In every age, there are torches passed between kindred souls — from master to student, from artist to dreamer, from history to the present. McCullough’s The Johnstown Flood did not merely recount a tragedy of water and ruin; it revealed the art of making history live. Through his words, Larson’s imagination was lit, and he glimpsed the path his own craft might take: to write truth as if it were poetry, to breathe life into the bones of fact. The book became not only a story of disaster but a revelation of possibility — showing how nonfiction, when shaped by vision and heart, can move readers as deeply as myth or legend.
This act of awakening mirrors a pattern that stretches across centuries. For every creator who rises, there is one who first illuminates the way. Michelangelo, before touching stone, studied the works of Ghiberti and Donatello. Shakespeare learned from Plutarch and the tales of Holinshed. The philosopher Aristotle built upon the wisdom of Plato, who in turn drank from the well of Socrates. So it was with McCullough and Larson — the lineage of inspiration unbroken, the torch carried from one generation of truth-tellers to the next. The ancients knew that such transmission is not imitation, but continuation — the eternal flow of creative energy that binds all who seek to understand the world.
McCullough’s Mornings on Horseback, Larson tells us, was his favorite. It is the story of Theodore Roosevelt, the young man of frailty and fire who transformed weakness into strength. In that tale of growth and self-overcoming, Larson found not only a portrait of a president, but a reflection of the writer’s own journey — the struggle to master one’s voice, to wrestle chaos into clarity, to turn imagination into disciplined creation. For like Roosevelt, the artist must fight the battle within before he can shape the world without. McCullough’s art did not only teach how to write; it taught how to see — how to look upon the past with empathy, curiosity, and moral courage.
From such encounters are lives forever changed. When imagination is kindled, it becomes a living force — restless, luminous, demanding expression. Larson’s later works, from The Devil in the White City to Dead Wake, echo the same reverence for history that McCullough embodied: the belief that truth, when told with beauty, can stir the soul as deeply as fiction. Thus, the lineage continues. The disciple becomes the master, the inspired becomes the inspirer, and the fire moves on. So it has always been, from the bards of Homer’s time to the chroniclers of our own.
But this quote also speaks to something greater than writing — it speaks to the nature of human legacy. Every life, when lived with integrity and passion, becomes a page in someone else’s book. Every work we create, every kindness we show, every truth we tell may kindle a flame in another heart. We do not always see whose path we have lit — yet the world moves forward because of such unseen torches. The imagination, once awakened in one soul, becomes a force that ripples across generations, reshaping minds, arts, and histories yet unborn.

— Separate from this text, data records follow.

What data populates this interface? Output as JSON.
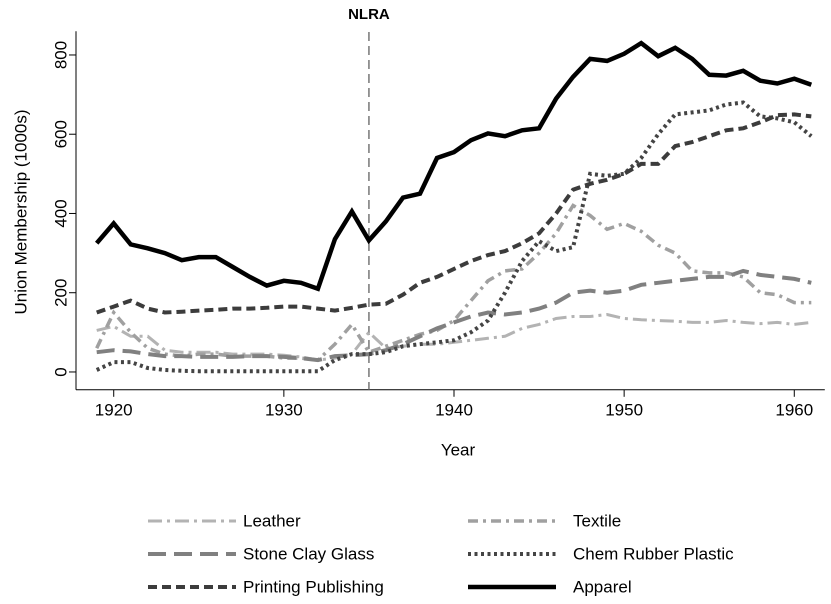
{
  "chart_data": {
    "type": "line",
    "x_label": "Year",
    "y_label": "Union Membership (1000s)",
    "annotation": {
      "text": "NLRA",
      "x": 1935
    },
    "x": [
      1919,
      1920,
      1921,
      1922,
      1923,
      1924,
      1925,
      1926,
      1927,
      1928,
      1929,
      1930,
      1931,
      1932,
      1933,
      1934,
      1935,
      1936,
      1937,
      1938,
      1939,
      1940,
      1941,
      1942,
      1943,
      1944,
      1945,
      1946,
      1947,
      1948,
      1949,
      1950,
      1951,
      1952,
      1953,
      1954,
      1955,
      1956,
      1957,
      1958,
      1959,
      1960,
      1961
    ],
    "xlim": [
      1918.5,
      1961.5
    ],
    "xticks": [
      1920,
      1930,
      1940,
      1950,
      1960
    ],
    "ylim": [
      -45,
      860
    ],
    "yticks": [
      0,
      200,
      400,
      600,
      800
    ],
    "series": [
      {
        "name": "Leather",
        "color": "#b3b3b3",
        "values": [
          105,
          115,
          90,
          90,
          55,
          50,
          50,
          50,
          45,
          45,
          45,
          42,
          38,
          30,
          35,
          45,
          100,
          60,
          65,
          70,
          70,
          75,
          80,
          85,
          90,
          110,
          120,
          135,
          140,
          140,
          145,
          135,
          132,
          130,
          128,
          125,
          125,
          130,
          125,
          122,
          125,
          120,
          125
        ]
      },
      {
        "name": "Textile",
        "color": "#a0a0a0",
        "values": [
          60,
          150,
          100,
          60,
          45,
          40,
          45,
          45,
          40,
          40,
          40,
          35,
          35,
          30,
          70,
          120,
          50,
          65,
          80,
          95,
          105,
          130,
          180,
          230,
          255,
          260,
          300,
          350,
          420,
          395,
          360,
          375,
          355,
          320,
          300,
          255,
          250,
          250,
          240,
          200,
          195,
          175,
          175
        ]
      },
      {
        "name": "Stone Clay Glass",
        "color": "#808080",
        "values": [
          50,
          55,
          52,
          45,
          40,
          40,
          38,
          38,
          38,
          40,
          40,
          38,
          35,
          30,
          40,
          42,
          45,
          55,
          70,
          90,
          110,
          125,
          140,
          150,
          145,
          150,
          160,
          175,
          200,
          205,
          200,
          205,
          220,
          225,
          230,
          235,
          240,
          240,
          255,
          245,
          240,
          235,
          225
        ]
      },
      {
        "name": "Chem Rubber Plastic",
        "color": "#444444",
        "values": [
          5,
          25,
          25,
          10,
          5,
          3,
          2,
          2,
          2,
          2,
          2,
          2,
          2,
          2,
          30,
          45,
          45,
          50,
          65,
          70,
          75,
          80,
          100,
          130,
          200,
          280,
          330,
          305,
          315,
          500,
          495,
          500,
          540,
          600,
          650,
          655,
          660,
          675,
          680,
          645,
          640,
          630,
          595
        ]
      },
      {
        "name": "Printing Publishing",
        "color": "#3c3c3c",
        "values": [
          150,
          165,
          180,
          160,
          150,
          152,
          155,
          157,
          160,
          160,
          162,
          165,
          165,
          160,
          155,
          162,
          170,
          172,
          195,
          225,
          240,
          260,
          280,
          295,
          305,
          325,
          350,
          400,
          460,
          475,
          485,
          500,
          525,
          525,
          570,
          580,
          595,
          610,
          615,
          630,
          648,
          650,
          645
        ]
      },
      {
        "name": "Apparel",
        "color": "#000000",
        "values": [
          325,
          375,
          322,
          312,
          300,
          282,
          290,
          290,
          265,
          240,
          218,
          230,
          225,
          210,
          335,
          405,
          332,
          380,
          440,
          450,
          540,
          555,
          585,
          602,
          595,
          610,
          615,
          690,
          745,
          790,
          785,
          803,
          830,
          797,
          818,
          790,
          750,
          748,
          760,
          735,
          728,
          740,
          725
        ]
      }
    ]
  }
}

Let this be the teaching, then: seek the works, the voices, the teachers that ignite your imagination. Read not only to know, but to awaken. Honor those who have guided you by carrying their light into your own craft, whatever form it takes. And when your own light burns bright, do not hoard it — let it shine into the darkness, where others may find it and begin their own journey.
For as the ancients would say, one flame does not diminish another — it multiplies the light. The imagination, when shared, does not fade but grows stronger, burning from mind to mind, century to century. Such is the legacy of McCullough and Larson, and of all who dare to tell the stories that keep humanity awake. Therefore, kindle your own imagination daily, and live in such a way that when another seeks the fire, they will find it burning in you.